This article was first published in the May 2019 China edition of Accounting and Business magazine.

A growing number of Malaysian accountants and finance professionals are not quite ready to opt for a life of ease when they reach the mandatory retirement age of 60. Increasingly, they are opting for part-time or flexible schedules and are willing to take a salary cut to join another firm.

Several mid-sized firms confirm that they are on the lookout for newly retired senior accountants and finance professionals, provided that they have specialised skill sets and industry knowledge, coupled with valuable professional networks. In addition, they must also be motivated, adept with technology, willing to embrace changes and open to helping or mentoring those coming up the ranks.

Datuk Lock Peng Kuan FCCA, partner and co-leader, audit and assurance, at Baker Tilly (Malaysia), notes that while more accountancy professionals in Malaysia are seeking to work beyond the official retirement age, they are not necessarily finding employment within accountancy firms.

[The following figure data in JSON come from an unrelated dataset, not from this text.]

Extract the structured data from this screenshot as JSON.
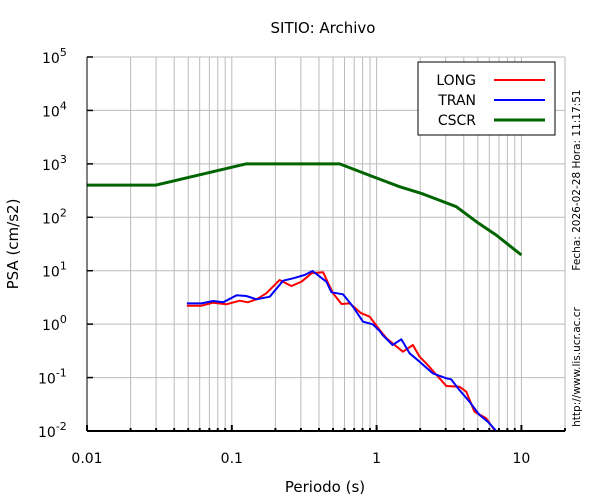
{
  "chart_data": {
    "type": "line",
    "title": "SITIO: Archivo",
    "xlabel": "Periodo (s)",
    "ylabel": "PSA (cm/s2)",
    "xscale": "log",
    "yscale": "log",
    "xlim": [
      0.01,
      20
    ],
    "ylim": [
      0.01,
      100000
    ],
    "x_ticks": [
      {
        "value": 0.01,
        "label": "0.01"
      },
      {
        "value": 0.1,
        "label": "0.1"
      },
      {
        "value": 1,
        "label": "1"
      },
      {
        "value": 10,
        "label": "10"
      }
    ],
    "y_ticks": [
      {
        "value": 100000,
        "base": "10",
        "exp": "5"
      },
      {
        "value": 10000,
        "base": "10",
        "exp": "4"
      },
      {
        "value": 1000,
        "base": "10",
        "exp": "3"
      },
      {
        "value": 100,
        "base": "10",
        "exp": "2"
      },
      {
        "value": 10,
        "base": "10",
        "exp": "1"
      },
      {
        "value": 1,
        "base": "10",
        "exp": "0"
      },
      {
        "value": 0.1,
        "base": "10",
        "exp": "-1"
      },
      {
        "value": 0.01,
        "base": "10",
        "exp": "-2"
      }
    ],
    "grid": true,
    "legend_position": "top-right",
    "series": [
      {
        "name": "LONG",
        "color": "#ff0000",
        "x": [
          0.049,
          0.0618,
          0.0743,
          0.0918,
          0.1135,
          0.129,
          0.148,
          0.173,
          0.214,
          0.258,
          0.303,
          0.355,
          0.427,
          0.5,
          0.572,
          0.652,
          0.783,
          0.896,
          1.05,
          1.17,
          1.52,
          1.78,
          1.98,
          2.2,
          2.72,
          3.03,
          3.73,
          4.16,
          4.74,
          5.71,
          6.51
        ],
        "y": [
          2.21,
          2.21,
          2.52,
          2.35,
          2.75,
          2.56,
          2.92,
          3.78,
          6.7,
          5.18,
          6.24,
          8.95,
          9.33,
          3.78,
          2.38,
          2.45,
          1.6,
          1.38,
          0.776,
          0.543,
          0.305,
          0.407,
          0.246,
          0.185,
          0.0969,
          0.0695,
          0.0675,
          0.0544,
          0.023,
          0.0173,
          0.0104
        ]
      },
      {
        "name": "TRAN",
        "color": "#0000ff",
        "x": [
          0.049,
          0.0618,
          0.0743,
          0.0871,
          0.108,
          0.126,
          0.148,
          0.183,
          0.226,
          0.265,
          0.318,
          0.361,
          0.45,
          0.488,
          0.586,
          0.687,
          0.805,
          0.942,
          1.05,
          1.1,
          1.29,
          1.48,
          1.69,
          1.98,
          2.44,
          3.03,
          3.27,
          3.73,
          4.38,
          5.13,
          5.86,
          6.69
        ],
        "y": [
          2.45,
          2.45,
          2.71,
          2.56,
          3.47,
          3.36,
          2.92,
          3.27,
          6.5,
          7.21,
          8.32,
          9.88,
          6.24,
          3.94,
          3.62,
          2.12,
          1.11,
          0.993,
          0.744,
          0.627,
          0.407,
          0.52,
          0.285,
          0.198,
          0.12,
          0.0969,
          0.0929,
          0.0585,
          0.0354,
          0.02,
          0.0149,
          0.0101
        ]
      },
      {
        "name": "CSCR",
        "color": "#006400",
        "x": [
          0.01,
          0.03,
          0.125,
          0.556,
          0.918,
          1.44,
          2.03,
          2.58,
          3.55,
          4.87,
          6.69,
          10
        ],
        "y": [
          400,
          400,
          1000,
          1000,
          593,
          374,
          281,
          220,
          158,
          83,
          46.6,
          19.7
        ]
      }
    ]
  },
  "side_text": {
    "date": "Fecha: 2026-02-28  Hora: 11:17:51",
    "url": "http://www.lis.ucr.ac.cr"
  }
}
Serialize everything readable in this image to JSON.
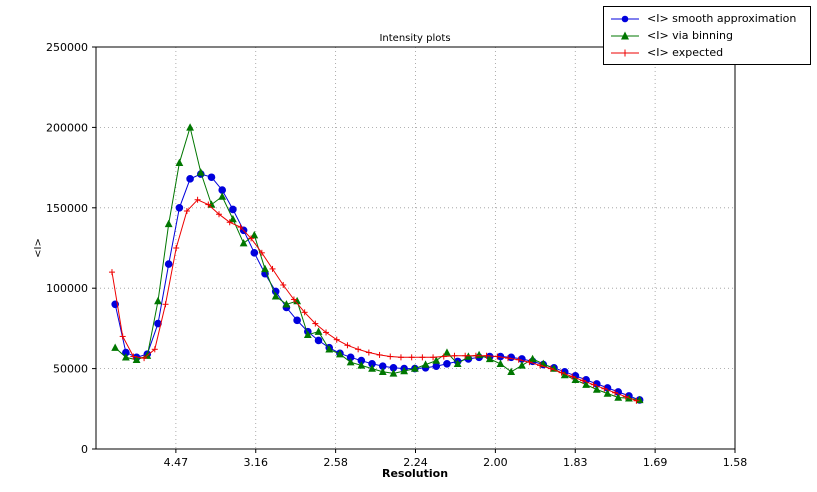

‘They may take on different roles, be it as independent directors or in an advisory role, as accountants are usually regarded as the trusted guardian of corporate governance, especially the senior accountants who are highly sought after because of their experience,’ Lock says, adding that many Big Four partners are choosing to set up sole-proprietor practices. ‘Post-retirement work in another firm, be it small or mid-size, can be as hectic,’ he says.

Lock, who is also deputy president of the ACCA Malaysia Advisory Committee, says that accountancy firms should consider recruiting newly retired professionals in areas where specialised skills that can only be attained through experience are required.

‘We have hired officers with specialised skills in investigation in our forensic office to help us detect fraudulent transactions. We also have a retired scholar doing research and providing us with opinions and insights from an economic perspective. Similarly, we have hired retired personnel so that we can tap their huge networks,’ he says, adding that the firm also retains supporting staff post-retirement.

Slower pace of life

Poon Yew Hoe FCCA, managing partner at Crowe Malaysia, says that the firm is open to hiring retired partners from the large accountancy firms, and ‘age is not an issue’ if they are individuals with the right capabilities, skill sets and knowledge who can provide a positive contribution.

‘In the past we have recruited such candidates with the appropriate expertise,’ he says. ‘In fact, we are actively looking out for such individuals but it’s not so easy, especially if they are bound by non-compete clauses in their partnership agreements after they retire. Others may be seeking a slower pace of life and may not want the pressure of working in a firm.’

However, Poon says that there’s a caveat when it comes to hiring newly retired accountants. ‘They must be up-to-date in terms of their knowledge of technical issues, professional standards and industry knowledge,’ he says. ‘If they keep abreast of developments in these areas, they can be in demand by other  firms.’

He adds there are also other options available for newly retired accountants. These include joining the boards of listed companies, acting as consultants with niche specialisations, becoming business advisers or setting up new business ventures.

Paul Chan FCCA, president of the Malaysian Alliance of Corporate Directors and former president of ACCA Malaysia, says that accountancy firms and the corporate sector should consider tapping into this body of human capital.

‘They should leverage on senior accountants’ knowledge and capabilities as well as their networks, which would otherwise be wasted,’ he says.

Adapt to the environment

There will obviously be challenges facing newly retired accountants should they take up positions in a new firm. Chan notes that it can sometimes be difficult for senior accountants to work in a new practice. ‘They must adapt to the new environment and possibly acquire new skill sets,’ he says.

‘It’s not easy but you need to expand your scope and be able to add value to your new company. If you are set in your old ways and not able to adapt to change, then they don’t need you there.’

For Lock, one of the key challenges faced by accountants beyond retirement age is the issue of perception. ‘In Asian culture, retirement generally means one has to stay at home and enjoy life,’ he says. ‘Anyone working beyond the retirement age may be misconstrued as conditioned by their economic situation.’

Lock adds that a further challenge is the cultural clash between different generations. ‘The new generation is all about real-time and quick access to information and decision-making,’ he says. ‘Senior accountants will need to prove to their co-workers what they are able to do.’